Session Ready
Exercise

Hyperparameter tuning with GridSearchCV

Hugo demonstrated how to tune the n_neighbors parameter of the KNeighborsClassifier() using GridSearchCV on the voting dataset. You will now practice this yourself, but by using logistic regression on the diabetes dataset instead!

Like the alpha parameter of lasso and ridge regularization that you saw earlier, logistic regression also has a regularization parameter: \(C\). \(C\) controls the inverse of the regularization strength, and this is what you will tune in this exercise. A large \(C\) can lead to an overfit model, while a small \(C\) can lead to an underfit model.

The hyperparameter space for \(C\) has been setup for you. Your job is to use GridSearchCV and logistic regression to find the optimal \(C\) in this hyperparameter space. The feature array is available as X and target variable array is available as y.

You may be wondering why you aren't asked to split the data into training and test sets. Good observation! Here, we want you to focus on the process of setting up the hyperparameter grid and performing grid-search cross-validation.

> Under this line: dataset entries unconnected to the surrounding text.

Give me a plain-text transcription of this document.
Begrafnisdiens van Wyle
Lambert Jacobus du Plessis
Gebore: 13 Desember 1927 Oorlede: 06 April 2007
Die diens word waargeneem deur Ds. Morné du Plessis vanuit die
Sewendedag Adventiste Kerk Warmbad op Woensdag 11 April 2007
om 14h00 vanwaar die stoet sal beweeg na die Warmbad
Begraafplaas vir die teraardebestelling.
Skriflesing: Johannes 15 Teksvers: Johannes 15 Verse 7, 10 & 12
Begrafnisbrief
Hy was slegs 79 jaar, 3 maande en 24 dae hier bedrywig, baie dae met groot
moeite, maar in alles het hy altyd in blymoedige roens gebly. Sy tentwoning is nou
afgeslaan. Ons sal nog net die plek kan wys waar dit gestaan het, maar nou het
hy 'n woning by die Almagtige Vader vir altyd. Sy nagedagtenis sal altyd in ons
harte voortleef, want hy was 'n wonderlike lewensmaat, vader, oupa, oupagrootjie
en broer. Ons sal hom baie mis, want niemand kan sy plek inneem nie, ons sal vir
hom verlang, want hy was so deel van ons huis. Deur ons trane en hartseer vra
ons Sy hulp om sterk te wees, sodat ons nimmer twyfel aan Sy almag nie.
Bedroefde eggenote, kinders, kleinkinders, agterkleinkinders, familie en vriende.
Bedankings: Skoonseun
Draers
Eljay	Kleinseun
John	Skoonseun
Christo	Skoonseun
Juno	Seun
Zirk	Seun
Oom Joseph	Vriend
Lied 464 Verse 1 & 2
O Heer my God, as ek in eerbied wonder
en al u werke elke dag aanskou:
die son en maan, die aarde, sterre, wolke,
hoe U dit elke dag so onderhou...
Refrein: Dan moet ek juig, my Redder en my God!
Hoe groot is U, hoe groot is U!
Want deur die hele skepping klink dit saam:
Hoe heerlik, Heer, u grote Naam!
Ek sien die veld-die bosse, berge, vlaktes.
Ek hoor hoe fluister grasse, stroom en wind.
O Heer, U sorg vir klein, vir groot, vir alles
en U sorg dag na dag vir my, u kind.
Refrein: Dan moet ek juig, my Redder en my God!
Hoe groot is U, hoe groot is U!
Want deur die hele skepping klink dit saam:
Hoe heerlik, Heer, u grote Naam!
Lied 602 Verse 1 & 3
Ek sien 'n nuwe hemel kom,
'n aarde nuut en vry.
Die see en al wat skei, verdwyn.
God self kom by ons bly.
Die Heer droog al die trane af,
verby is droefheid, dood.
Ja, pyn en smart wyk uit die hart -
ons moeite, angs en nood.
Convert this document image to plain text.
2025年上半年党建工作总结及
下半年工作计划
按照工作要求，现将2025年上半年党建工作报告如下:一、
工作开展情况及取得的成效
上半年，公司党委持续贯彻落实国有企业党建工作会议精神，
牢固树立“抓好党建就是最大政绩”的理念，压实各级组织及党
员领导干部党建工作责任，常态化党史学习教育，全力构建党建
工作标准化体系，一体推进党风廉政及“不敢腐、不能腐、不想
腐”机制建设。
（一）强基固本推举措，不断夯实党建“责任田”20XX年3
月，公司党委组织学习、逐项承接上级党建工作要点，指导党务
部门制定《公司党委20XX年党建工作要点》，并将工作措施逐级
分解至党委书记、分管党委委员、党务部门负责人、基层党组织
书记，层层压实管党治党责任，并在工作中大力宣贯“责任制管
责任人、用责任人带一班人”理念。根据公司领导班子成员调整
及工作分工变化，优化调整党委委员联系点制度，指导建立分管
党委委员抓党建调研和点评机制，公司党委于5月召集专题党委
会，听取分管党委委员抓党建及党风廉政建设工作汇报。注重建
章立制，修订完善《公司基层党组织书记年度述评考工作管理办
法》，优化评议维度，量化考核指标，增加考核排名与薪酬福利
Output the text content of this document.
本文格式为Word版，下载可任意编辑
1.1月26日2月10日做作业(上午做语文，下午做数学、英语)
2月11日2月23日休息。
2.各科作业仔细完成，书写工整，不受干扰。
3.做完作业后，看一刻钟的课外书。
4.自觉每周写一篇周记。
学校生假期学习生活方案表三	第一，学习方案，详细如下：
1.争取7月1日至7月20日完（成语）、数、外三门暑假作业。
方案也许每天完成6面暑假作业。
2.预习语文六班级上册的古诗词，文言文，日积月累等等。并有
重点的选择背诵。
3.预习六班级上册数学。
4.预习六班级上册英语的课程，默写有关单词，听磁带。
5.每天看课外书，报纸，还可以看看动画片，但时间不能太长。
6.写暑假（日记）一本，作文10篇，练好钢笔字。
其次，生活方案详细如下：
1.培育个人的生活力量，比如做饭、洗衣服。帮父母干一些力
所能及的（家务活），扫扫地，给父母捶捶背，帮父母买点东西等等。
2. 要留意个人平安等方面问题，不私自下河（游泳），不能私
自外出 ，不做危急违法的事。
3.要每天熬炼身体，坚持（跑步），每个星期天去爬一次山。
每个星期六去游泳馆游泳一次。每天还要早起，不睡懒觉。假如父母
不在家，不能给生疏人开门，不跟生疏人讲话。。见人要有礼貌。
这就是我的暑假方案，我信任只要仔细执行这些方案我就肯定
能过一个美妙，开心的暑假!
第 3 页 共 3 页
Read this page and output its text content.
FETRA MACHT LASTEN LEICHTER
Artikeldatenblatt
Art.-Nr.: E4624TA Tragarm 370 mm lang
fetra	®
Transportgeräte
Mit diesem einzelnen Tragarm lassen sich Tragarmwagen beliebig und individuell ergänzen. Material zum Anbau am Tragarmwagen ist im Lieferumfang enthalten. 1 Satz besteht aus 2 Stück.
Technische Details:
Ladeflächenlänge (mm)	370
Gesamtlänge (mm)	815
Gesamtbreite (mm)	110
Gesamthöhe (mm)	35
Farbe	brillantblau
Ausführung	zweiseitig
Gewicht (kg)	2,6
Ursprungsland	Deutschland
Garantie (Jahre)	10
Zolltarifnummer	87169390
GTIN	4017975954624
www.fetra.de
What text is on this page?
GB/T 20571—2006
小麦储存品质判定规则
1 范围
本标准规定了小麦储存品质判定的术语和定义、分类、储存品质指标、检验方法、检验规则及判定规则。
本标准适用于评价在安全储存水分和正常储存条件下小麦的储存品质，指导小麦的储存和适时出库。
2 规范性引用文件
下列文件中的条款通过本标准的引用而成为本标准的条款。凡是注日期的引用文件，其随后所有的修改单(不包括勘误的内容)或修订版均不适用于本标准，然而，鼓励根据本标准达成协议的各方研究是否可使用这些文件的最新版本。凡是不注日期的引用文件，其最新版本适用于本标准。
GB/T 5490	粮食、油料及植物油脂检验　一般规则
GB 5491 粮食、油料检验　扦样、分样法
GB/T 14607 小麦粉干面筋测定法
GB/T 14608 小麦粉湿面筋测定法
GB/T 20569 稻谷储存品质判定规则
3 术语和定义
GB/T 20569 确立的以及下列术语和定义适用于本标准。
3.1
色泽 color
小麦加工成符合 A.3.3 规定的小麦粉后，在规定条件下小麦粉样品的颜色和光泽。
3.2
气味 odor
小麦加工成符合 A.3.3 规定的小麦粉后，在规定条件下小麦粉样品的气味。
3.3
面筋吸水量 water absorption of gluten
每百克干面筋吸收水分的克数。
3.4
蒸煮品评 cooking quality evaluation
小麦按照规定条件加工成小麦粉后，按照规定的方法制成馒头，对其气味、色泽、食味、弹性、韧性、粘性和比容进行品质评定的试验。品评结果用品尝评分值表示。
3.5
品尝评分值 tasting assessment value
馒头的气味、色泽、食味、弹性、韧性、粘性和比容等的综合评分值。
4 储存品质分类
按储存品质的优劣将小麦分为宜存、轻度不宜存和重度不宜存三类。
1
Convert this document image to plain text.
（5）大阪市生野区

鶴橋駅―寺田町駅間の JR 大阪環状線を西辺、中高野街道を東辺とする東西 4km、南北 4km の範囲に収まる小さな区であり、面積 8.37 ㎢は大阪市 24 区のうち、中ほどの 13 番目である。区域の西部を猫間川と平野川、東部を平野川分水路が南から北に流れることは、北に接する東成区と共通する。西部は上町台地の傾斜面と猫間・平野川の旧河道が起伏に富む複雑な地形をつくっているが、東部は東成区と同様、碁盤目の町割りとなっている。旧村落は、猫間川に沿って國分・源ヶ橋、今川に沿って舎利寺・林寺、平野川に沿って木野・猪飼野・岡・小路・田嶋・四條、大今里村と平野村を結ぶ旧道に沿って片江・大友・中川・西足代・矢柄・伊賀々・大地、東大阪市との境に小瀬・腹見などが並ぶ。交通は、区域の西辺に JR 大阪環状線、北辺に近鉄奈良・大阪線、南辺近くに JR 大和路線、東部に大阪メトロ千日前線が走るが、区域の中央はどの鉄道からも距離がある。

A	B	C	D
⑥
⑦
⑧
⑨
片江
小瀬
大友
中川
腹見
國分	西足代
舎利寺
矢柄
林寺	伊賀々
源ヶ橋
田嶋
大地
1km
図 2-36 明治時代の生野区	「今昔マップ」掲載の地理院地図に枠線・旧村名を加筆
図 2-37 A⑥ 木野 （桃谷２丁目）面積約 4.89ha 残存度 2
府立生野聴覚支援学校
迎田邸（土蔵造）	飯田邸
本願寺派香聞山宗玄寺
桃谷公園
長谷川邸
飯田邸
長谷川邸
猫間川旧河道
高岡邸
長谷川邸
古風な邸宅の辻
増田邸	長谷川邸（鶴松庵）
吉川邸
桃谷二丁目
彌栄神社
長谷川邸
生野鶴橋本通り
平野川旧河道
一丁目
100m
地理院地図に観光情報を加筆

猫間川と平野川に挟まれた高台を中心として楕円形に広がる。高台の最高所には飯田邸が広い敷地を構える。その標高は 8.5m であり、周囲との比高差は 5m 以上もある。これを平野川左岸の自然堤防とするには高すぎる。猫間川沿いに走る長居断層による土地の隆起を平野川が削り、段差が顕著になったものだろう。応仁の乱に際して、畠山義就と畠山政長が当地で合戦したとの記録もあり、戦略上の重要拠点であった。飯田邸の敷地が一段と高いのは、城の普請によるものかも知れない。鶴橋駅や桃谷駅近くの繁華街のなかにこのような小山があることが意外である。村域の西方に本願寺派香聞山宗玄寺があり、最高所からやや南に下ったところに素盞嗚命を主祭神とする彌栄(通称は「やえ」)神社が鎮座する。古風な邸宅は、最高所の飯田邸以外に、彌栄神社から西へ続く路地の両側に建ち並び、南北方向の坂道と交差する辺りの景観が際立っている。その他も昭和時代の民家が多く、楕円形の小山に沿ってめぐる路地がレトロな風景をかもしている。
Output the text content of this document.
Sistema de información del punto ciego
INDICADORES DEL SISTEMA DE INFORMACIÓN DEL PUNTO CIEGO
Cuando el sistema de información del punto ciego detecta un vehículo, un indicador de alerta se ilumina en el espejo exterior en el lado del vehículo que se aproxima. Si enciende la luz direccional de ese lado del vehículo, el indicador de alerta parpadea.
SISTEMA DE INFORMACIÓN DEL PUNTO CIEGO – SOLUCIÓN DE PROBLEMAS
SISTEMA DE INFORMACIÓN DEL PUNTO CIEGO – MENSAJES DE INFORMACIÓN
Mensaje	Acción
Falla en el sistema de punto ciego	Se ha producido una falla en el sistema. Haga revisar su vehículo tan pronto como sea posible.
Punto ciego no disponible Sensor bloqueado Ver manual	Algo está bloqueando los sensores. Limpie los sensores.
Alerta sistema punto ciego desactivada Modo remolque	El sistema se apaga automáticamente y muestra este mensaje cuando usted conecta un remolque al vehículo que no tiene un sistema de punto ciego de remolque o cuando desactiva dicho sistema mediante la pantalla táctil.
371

In practice, you will indeed want to hold out a portion of your data for evaluation purposes, and you will learn all about this in the next video!

Instructions
100 XP
  • Import LogisticRegression from sklearn.linear_model and GridSearchCV from sklearn.model_selection.
  • Setup the hyperparameter grid by using c_space as the grid of values to tune \(C\) over.
  • Instantiate a logistic regression classifier called logreg.
  • Use GridSearchCV with 5-fold cross-validation to tune \(C\):
    • Inside GridSearchCV(), specify the classifier, parameter grid, and number of folds to use.
    • Use the .fit() method on the GridSearchCV object to fit it to the data X and y.
  • Print the best parameter and best score obtained from GridSearchCV by accessing the best_params_ and best_score_ attributes of logreg_cv.